On February 1st, the Central Arizona Project held a workshop on Firming, Wheeling and Exchanges on CAP facilities.  With the prospect of shortages on the Colorado River looming, the Central Arizona Project faces the risk of cutbacks of 320,000 AF in available annual Colorado River supplies.  The workshop reported on extensive recent stakeholder efforts to resolve long-standing issues regarding the use of CAP facilities for firming, wheeling and exchanges.

The presentation provides an excellent summary of the historical context of the issues and proposed actions.  First, key definitions:

  • Firming: “the use of one supply to increase the reliability of another supply” (primarily through the recovery of stored water during shortages)
  • Wheeling: transporting project or non-project water on CAP facilities with unused capacity
  • Exchanges: swapping of one water supply for another, such as Colorado River water for effluent or Colorado River water for groundwater in conjunctive use programs.
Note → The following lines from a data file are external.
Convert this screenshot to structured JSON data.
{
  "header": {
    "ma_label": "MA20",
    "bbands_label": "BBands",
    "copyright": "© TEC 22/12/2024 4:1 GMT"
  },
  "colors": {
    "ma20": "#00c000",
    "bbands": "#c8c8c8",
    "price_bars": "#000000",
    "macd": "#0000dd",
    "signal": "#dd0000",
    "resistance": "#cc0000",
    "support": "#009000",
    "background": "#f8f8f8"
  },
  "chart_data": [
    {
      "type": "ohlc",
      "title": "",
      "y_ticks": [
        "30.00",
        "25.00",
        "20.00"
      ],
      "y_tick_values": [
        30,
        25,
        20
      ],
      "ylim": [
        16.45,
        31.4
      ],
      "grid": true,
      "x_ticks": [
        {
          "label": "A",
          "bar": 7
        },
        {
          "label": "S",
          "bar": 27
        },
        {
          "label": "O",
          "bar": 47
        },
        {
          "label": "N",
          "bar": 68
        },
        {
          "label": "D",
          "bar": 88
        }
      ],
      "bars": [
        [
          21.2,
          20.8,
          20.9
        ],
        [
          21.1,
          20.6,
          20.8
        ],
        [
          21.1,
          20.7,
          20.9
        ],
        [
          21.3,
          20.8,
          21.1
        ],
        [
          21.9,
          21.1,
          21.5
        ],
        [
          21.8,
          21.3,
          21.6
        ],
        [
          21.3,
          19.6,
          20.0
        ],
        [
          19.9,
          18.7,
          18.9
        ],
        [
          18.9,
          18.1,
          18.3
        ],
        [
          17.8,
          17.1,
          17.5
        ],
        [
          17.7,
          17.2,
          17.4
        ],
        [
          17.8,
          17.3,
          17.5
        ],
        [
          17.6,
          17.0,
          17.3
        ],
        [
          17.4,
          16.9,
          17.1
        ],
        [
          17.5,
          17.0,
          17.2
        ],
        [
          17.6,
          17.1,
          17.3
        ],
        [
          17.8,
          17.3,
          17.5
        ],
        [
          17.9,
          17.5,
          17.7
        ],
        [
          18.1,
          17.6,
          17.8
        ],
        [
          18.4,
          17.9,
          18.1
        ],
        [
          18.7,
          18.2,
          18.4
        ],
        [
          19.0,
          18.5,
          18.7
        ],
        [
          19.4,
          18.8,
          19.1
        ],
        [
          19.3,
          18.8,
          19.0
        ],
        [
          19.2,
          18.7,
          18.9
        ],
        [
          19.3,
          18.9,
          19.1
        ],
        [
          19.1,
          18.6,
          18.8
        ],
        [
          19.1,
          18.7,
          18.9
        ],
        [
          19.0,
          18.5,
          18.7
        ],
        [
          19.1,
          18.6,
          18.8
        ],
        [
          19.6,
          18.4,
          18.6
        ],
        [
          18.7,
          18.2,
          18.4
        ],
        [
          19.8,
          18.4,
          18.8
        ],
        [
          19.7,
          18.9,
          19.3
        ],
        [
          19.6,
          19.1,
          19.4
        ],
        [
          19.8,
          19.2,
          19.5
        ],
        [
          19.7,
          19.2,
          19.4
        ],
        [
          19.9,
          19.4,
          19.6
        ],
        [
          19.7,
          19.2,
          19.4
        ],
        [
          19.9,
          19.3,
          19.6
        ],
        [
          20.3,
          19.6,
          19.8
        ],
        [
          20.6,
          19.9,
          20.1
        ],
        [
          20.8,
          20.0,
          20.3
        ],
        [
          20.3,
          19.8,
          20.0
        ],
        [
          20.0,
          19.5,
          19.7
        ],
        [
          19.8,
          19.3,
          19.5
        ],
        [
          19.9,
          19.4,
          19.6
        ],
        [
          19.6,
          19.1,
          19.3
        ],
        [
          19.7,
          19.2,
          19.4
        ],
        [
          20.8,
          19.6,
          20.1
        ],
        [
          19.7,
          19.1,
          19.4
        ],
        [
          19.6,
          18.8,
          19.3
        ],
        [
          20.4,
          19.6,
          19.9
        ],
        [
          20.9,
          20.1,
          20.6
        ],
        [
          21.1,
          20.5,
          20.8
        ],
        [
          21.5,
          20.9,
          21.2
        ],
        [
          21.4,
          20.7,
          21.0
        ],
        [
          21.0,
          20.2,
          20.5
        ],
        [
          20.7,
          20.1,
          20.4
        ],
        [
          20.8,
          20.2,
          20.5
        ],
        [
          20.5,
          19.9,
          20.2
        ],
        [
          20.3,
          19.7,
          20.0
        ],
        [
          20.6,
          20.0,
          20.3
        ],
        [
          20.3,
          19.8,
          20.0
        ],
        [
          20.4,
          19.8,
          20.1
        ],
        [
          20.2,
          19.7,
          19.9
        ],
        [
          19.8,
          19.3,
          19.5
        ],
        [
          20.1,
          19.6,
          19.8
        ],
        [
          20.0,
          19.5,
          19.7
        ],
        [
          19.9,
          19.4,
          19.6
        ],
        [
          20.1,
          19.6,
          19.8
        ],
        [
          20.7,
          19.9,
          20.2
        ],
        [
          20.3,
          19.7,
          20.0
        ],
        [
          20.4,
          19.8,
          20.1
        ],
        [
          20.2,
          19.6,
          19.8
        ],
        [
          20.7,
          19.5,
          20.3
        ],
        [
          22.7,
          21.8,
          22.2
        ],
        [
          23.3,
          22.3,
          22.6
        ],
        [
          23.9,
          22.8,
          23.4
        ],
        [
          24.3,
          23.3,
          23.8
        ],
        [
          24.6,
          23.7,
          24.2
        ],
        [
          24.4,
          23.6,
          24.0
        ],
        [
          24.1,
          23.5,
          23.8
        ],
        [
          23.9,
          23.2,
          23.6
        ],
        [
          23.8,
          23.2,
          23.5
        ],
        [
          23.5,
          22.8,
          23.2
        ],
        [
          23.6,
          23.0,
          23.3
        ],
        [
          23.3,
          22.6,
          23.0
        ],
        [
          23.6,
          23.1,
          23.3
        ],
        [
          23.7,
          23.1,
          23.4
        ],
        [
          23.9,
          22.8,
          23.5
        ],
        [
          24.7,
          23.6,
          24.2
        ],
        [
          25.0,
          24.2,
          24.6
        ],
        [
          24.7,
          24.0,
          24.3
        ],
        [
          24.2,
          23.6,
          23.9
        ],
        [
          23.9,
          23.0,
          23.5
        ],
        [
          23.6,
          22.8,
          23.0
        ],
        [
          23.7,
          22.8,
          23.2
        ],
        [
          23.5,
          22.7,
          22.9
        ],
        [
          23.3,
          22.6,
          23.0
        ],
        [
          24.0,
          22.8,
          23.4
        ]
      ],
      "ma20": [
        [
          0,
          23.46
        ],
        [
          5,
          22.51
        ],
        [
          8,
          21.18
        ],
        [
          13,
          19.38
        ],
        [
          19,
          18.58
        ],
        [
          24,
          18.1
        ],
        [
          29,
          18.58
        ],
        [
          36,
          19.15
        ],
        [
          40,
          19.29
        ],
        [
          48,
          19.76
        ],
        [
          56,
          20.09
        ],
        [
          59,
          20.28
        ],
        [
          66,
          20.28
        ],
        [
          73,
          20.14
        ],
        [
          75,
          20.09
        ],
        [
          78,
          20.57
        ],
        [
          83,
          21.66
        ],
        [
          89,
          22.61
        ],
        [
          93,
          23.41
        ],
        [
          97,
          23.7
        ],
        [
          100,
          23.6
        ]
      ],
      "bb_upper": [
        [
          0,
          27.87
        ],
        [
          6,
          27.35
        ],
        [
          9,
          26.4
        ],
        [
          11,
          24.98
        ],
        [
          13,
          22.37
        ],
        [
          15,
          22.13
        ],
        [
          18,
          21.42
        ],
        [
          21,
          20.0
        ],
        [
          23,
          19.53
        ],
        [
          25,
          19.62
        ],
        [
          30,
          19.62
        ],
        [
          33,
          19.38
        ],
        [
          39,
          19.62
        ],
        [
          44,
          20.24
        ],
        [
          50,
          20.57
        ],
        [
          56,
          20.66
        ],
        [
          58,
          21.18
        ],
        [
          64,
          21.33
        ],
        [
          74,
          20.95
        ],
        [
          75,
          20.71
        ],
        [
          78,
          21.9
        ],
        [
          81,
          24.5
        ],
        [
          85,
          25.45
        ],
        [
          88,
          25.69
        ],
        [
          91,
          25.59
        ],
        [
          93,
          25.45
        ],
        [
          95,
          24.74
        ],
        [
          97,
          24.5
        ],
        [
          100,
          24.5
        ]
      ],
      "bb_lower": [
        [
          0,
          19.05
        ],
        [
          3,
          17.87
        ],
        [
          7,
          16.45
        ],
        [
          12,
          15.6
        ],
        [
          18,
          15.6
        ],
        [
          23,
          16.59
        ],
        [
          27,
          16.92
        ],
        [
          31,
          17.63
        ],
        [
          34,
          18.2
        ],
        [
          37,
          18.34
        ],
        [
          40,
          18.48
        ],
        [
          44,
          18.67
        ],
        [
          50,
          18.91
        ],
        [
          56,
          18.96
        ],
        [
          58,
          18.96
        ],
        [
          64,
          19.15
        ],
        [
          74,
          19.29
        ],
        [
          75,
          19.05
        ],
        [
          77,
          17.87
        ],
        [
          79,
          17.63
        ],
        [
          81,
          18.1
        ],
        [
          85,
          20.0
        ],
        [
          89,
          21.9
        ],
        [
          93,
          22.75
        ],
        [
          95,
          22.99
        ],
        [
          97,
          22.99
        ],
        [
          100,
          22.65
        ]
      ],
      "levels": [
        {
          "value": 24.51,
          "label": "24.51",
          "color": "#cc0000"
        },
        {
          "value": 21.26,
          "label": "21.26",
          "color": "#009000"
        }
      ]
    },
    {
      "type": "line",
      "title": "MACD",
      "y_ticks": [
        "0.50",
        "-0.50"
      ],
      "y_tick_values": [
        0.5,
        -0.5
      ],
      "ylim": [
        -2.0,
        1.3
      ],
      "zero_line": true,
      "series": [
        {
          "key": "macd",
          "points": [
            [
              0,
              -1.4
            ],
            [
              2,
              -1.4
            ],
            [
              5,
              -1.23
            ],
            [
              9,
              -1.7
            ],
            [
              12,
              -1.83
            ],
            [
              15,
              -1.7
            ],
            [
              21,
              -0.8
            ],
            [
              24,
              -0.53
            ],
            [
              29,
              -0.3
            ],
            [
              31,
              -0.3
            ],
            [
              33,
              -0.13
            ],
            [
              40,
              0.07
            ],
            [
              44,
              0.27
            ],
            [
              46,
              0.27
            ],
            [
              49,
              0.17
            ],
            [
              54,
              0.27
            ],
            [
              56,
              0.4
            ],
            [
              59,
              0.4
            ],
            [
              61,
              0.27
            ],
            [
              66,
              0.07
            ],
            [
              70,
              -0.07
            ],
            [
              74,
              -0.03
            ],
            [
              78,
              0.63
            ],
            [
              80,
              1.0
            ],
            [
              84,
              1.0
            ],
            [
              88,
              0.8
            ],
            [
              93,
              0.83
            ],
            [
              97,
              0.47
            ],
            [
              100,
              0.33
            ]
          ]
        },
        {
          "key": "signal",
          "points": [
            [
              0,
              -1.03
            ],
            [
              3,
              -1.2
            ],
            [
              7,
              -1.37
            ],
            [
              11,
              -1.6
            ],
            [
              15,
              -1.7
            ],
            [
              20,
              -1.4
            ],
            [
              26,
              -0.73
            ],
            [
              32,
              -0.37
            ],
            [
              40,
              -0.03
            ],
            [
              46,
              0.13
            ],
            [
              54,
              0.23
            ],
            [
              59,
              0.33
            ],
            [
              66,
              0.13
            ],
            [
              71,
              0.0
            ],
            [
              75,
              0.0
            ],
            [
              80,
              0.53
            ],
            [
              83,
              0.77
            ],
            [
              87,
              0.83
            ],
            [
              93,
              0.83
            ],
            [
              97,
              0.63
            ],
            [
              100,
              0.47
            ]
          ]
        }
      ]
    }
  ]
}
A draft CAP System Use Agreement between the Central Arizona Water Conservation District (“CAWCD”) and the United States would set the framework for firming, wheeling and exchanges.  The Agreement would authorize CAWCD to deliver recovery exchange water, replenishment exchange water and non-project water for firming, on-river firming and interstate agreements.  Other non-project water deliveries would require a federal or CAWCD wheeling agreement.  The Agreement would include an approved standard form wheeling agreement.
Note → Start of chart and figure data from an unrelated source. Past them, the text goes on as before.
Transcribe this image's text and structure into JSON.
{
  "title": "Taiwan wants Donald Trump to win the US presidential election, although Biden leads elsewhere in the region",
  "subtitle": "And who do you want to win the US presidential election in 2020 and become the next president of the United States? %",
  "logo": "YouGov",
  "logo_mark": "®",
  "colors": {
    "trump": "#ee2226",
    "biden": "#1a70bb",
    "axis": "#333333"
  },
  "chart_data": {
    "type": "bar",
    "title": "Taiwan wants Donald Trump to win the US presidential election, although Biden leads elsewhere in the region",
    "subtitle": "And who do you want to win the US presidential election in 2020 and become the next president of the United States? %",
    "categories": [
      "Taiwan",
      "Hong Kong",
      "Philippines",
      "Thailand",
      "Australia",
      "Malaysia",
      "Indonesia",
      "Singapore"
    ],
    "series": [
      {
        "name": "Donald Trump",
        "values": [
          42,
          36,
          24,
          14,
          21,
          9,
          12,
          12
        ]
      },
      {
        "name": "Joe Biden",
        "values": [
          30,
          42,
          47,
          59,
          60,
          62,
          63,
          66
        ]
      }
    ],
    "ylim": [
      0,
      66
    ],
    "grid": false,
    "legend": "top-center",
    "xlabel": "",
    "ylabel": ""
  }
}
The proposal would use the CAWCD Annual Operating Plan to determine scheduling priorities for the use of CAP facilities.  It would set a uniform 5% loss factor for non-project water (exempting firming water). Once the initial annual delivery requests of CAP water users are received, the availability and timing of unused capacity would be determined.  Wheeling requests would be met in accordance with the following priorities (firming water carries the scheduling priority of the supply it replaces):

  1. Long-term contracts delivered directly or by exchange for use within the contractor’s service area or reservation, or leases, exchanges and underground storage within the same segment or an upstream segment
  2. The agricultural settlement pool through 2030
  3. CAWCD Wheeling Contracts after project completion and verification
  4. Long-term contracts delivered for leases, exchanges and underground storage in downstream segments
  5. Other excess water
  6. Federal wheeling for Indian and federal agency purposes
  7. Federal wheeling for other purposes
  8. CAWCD Wheeling Contracts before system improvement and project completion

The proposal would require that any water put into the CAP system met standards set by the CAWCD and the Bureau of Reclamation.  It would also allow the CAWCD to impose fees, charges and revenues to recoup its costs for developing firming supply and retain improvement fees for capacity expansion projects, subject to Reclamation oversight.
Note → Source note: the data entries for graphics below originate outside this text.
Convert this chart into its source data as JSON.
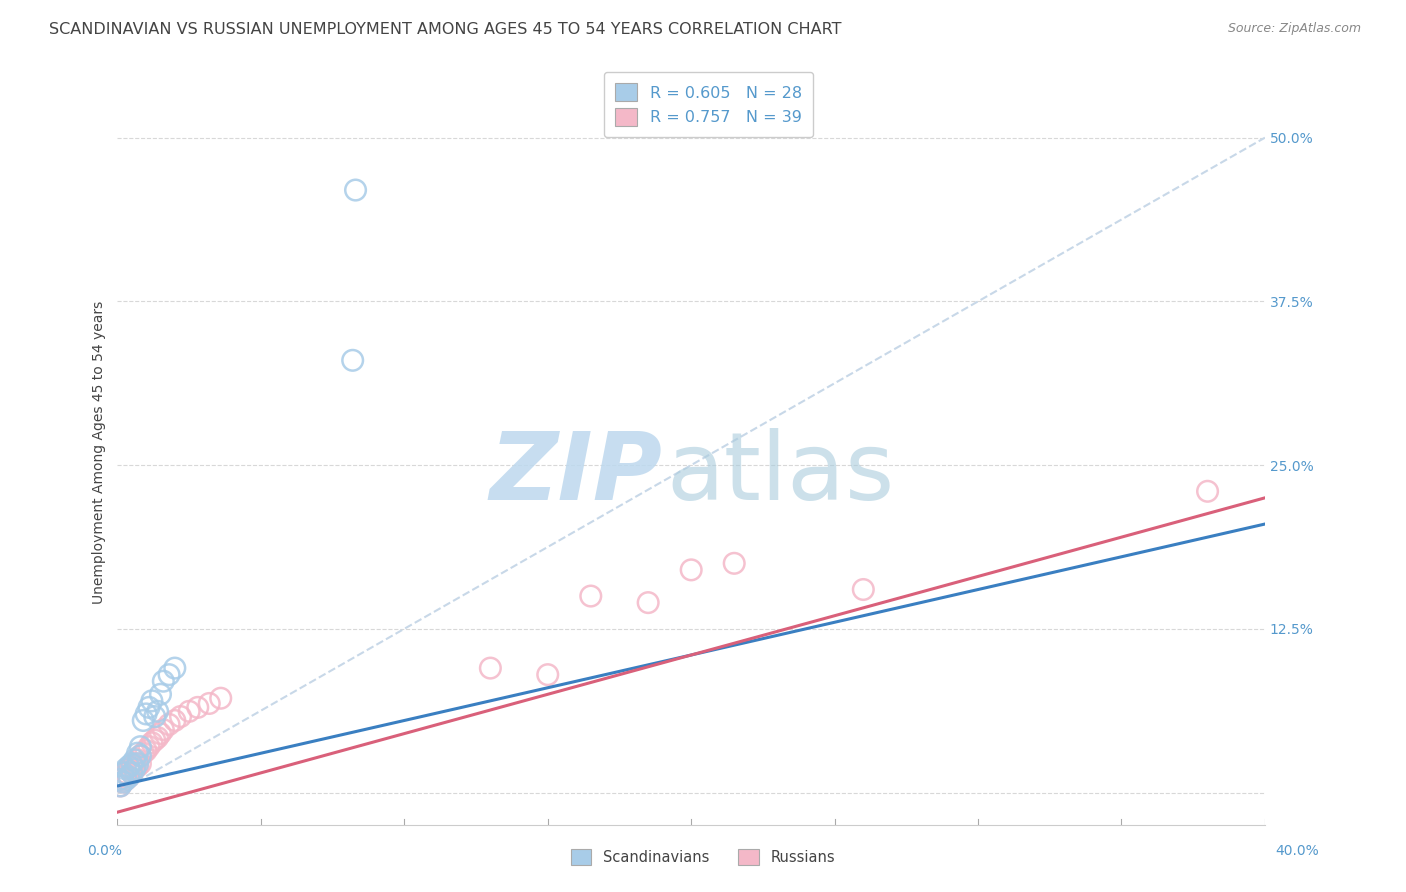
{
  "title": "SCANDINAVIAN VS RUSSIAN UNEMPLOYMENT AMONG AGES 45 TO 54 YEARS CORRELATION CHART",
  "source": "Source: ZipAtlas.com",
  "ylabel": "Unemployment Among Ages 45 to 54 years",
  "yticks": [
    0.0,
    0.125,
    0.25,
    0.375,
    0.5
  ],
  "ytick_labels": [
    "",
    "12.5%",
    "25.0%",
    "37.5%",
    "50.0%"
  ],
  "xlim": [
    0.0,
    0.4
  ],
  "ylim": [
    -0.025,
    0.545
  ],
  "blue_line": [
    0.0,
    0.005,
    0.4,
    0.205
  ],
  "pink_line": [
    0.0,
    -0.015,
    0.4,
    0.225
  ],
  "diag_line": [
    0.0,
    0.0,
    0.4,
    0.5
  ],
  "scandinavians_x": [
    0.001,
    0.001,
    0.002,
    0.002,
    0.003,
    0.003,
    0.004,
    0.004,
    0.005,
    0.005,
    0.006,
    0.006,
    0.007,
    0.007,
    0.008,
    0.008,
    0.009,
    0.01,
    0.011,
    0.012,
    0.013,
    0.014,
    0.015,
    0.016,
    0.018,
    0.02,
    0.082,
    0.083
  ],
  "scandinavians_y": [
    0.005,
    0.01,
    0.008,
    0.015,
    0.01,
    0.018,
    0.012,
    0.02,
    0.015,
    0.022,
    0.018,
    0.025,
    0.022,
    0.03,
    0.028,
    0.035,
    0.055,
    0.06,
    0.065,
    0.07,
    0.058,
    0.062,
    0.075,
    0.085,
    0.09,
    0.095,
    0.33,
    0.46
  ],
  "russians_x": [
    0.001,
    0.001,
    0.002,
    0.002,
    0.003,
    0.003,
    0.004,
    0.004,
    0.005,
    0.005,
    0.006,
    0.006,
    0.007,
    0.007,
    0.008,
    0.008,
    0.009,
    0.01,
    0.011,
    0.012,
    0.013,
    0.014,
    0.015,
    0.016,
    0.018,
    0.02,
    0.022,
    0.025,
    0.028,
    0.032,
    0.036,
    0.13,
    0.15,
    0.165,
    0.185,
    0.2,
    0.215,
    0.26,
    0.38
  ],
  "russians_y": [
    0.005,
    0.01,
    0.008,
    0.012,
    0.01,
    0.015,
    0.012,
    0.018,
    0.015,
    0.02,
    0.018,
    0.022,
    0.02,
    0.025,
    0.022,
    0.028,
    0.03,
    0.032,
    0.035,
    0.038,
    0.04,
    0.042,
    0.045,
    0.048,
    0.052,
    0.055,
    0.058,
    0.062,
    0.065,
    0.068,
    0.072,
    0.095,
    0.09,
    0.15,
    0.145,
    0.17,
    0.175,
    0.155,
    0.23
  ],
  "blue_scatter_color": "#a8cce8",
  "pink_scatter_color": "#f4b8c8",
  "blue_line_color": "#3a7fc1",
  "pink_line_color": "#d9607a",
  "diag_color": "#c8d8e8",
  "grid_color": "#d8d8d8",
  "title_color": "#444444",
  "tick_color": "#5599cc",
  "source_color": "#888888",
  "watermark_zip_color": "#bdd8ee",
  "watermark_atlas_color": "#aaccdd"
}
Changes in water resource practices are often driven by the need to address challenges.  With shortages on the Colorado River looming, the time may be ripe for the resolution of wheeling and exchange issues dating back to the 1980s.  If current efforts culminate in a CAP firming, wheeling and exchange policy, it will provide the needed framework for Arizona to better manage its water resources in times of shortage.  A successful venture in Arizona may provide a template for how other federal water projects can address their issues over wheeling and exchanges.

CAWCD expects to release a draft CAP System Use Agreement by the end of the year.